大型物流施設の借り手である企業にとって、物流コストはつねに見直しの対象になる。テナント企業が最新鋭の大型物流施設を使うメリットは何だろうか。

ラサールの中嶋康雄CEOは「商品サイクルはますます短くなっており、施設を短期間で借り捨てられる点がいちばん大きい。ワンフロアが広く、効率アップでコストも下げられる」と話す。

オフィス関連商品のネット通販を展開する大塚商会は、全国5カ所に物流センターを構えている。センターはすべて、大和ハウスなどが開発した物件を賃貸している。同社の築地冬樹・物流推進部長は「事業の伸び率が大きく、自社物件だとすぐにキャパオーバーになってしまうので、宿借りしたほうが得策」という。

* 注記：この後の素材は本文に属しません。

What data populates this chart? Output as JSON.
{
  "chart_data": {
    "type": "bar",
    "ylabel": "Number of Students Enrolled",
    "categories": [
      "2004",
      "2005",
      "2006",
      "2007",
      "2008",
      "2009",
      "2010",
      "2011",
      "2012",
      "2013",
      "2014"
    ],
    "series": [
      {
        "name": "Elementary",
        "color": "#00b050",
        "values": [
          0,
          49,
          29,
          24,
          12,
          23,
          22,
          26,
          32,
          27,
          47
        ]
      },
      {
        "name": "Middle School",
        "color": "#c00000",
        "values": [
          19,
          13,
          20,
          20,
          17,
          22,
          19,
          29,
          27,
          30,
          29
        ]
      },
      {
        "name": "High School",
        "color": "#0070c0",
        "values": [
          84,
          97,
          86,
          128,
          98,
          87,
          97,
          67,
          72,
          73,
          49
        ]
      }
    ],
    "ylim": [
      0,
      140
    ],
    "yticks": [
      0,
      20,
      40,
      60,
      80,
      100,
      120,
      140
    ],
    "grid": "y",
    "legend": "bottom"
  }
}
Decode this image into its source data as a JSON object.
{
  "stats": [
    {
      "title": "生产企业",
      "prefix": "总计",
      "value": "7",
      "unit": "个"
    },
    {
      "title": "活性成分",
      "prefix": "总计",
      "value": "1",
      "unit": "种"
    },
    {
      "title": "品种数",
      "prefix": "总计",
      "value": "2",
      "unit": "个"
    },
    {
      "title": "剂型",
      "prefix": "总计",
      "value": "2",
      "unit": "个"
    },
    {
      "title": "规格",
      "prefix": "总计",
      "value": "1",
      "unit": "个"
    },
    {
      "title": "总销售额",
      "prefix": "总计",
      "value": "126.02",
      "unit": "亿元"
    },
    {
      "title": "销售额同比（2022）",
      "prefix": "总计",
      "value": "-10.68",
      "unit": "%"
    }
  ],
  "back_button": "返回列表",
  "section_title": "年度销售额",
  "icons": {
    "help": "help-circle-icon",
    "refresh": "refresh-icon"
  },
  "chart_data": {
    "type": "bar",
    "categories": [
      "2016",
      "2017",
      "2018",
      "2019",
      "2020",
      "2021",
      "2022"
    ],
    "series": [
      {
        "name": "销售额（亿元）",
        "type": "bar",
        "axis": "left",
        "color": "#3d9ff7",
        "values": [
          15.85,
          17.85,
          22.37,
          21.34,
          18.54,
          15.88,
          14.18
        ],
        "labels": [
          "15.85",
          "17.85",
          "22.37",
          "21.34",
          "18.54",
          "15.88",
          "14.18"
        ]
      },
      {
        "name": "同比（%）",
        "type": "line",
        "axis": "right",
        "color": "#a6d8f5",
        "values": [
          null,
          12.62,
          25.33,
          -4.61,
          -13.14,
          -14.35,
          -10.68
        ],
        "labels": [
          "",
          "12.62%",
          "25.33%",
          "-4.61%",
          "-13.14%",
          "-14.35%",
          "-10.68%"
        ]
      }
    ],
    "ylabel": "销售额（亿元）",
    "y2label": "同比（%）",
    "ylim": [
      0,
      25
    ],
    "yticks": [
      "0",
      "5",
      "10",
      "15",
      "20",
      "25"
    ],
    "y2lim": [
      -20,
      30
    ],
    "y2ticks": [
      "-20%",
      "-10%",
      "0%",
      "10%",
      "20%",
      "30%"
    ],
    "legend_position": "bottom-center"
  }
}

物流倉庫の有力テナントとしては、伸長著しいネット通販業界の動向も注目される。事業用不動産サービス会社のシービーアールイー(CBRE)によると、ネット通販大手のアマゾンが国内に確保している物流拠点は千葉や埼玉、大阪など8カ所で合計40.2万平方メートル。さらに「アマゾンの伸び率は大きく、今後も50万平方メートル程度まで拡大が見込める」(CBREの田口淳一インダストリアル営業本部長)という。

既存倉庫もチャンス 今後は業界再編も

外資系ファンドのような新興勢力の台頭に対し、旧来から倉庫業を営んできた既存倉庫会社は、どう立ち向かうのか。

三井倉庫の郷原健・事業開発部長は「倉庫面積の増加が供給過多を招き、われわれの収益の根幹を脅かしかねない反面、一つのチャンスでもある」と言う。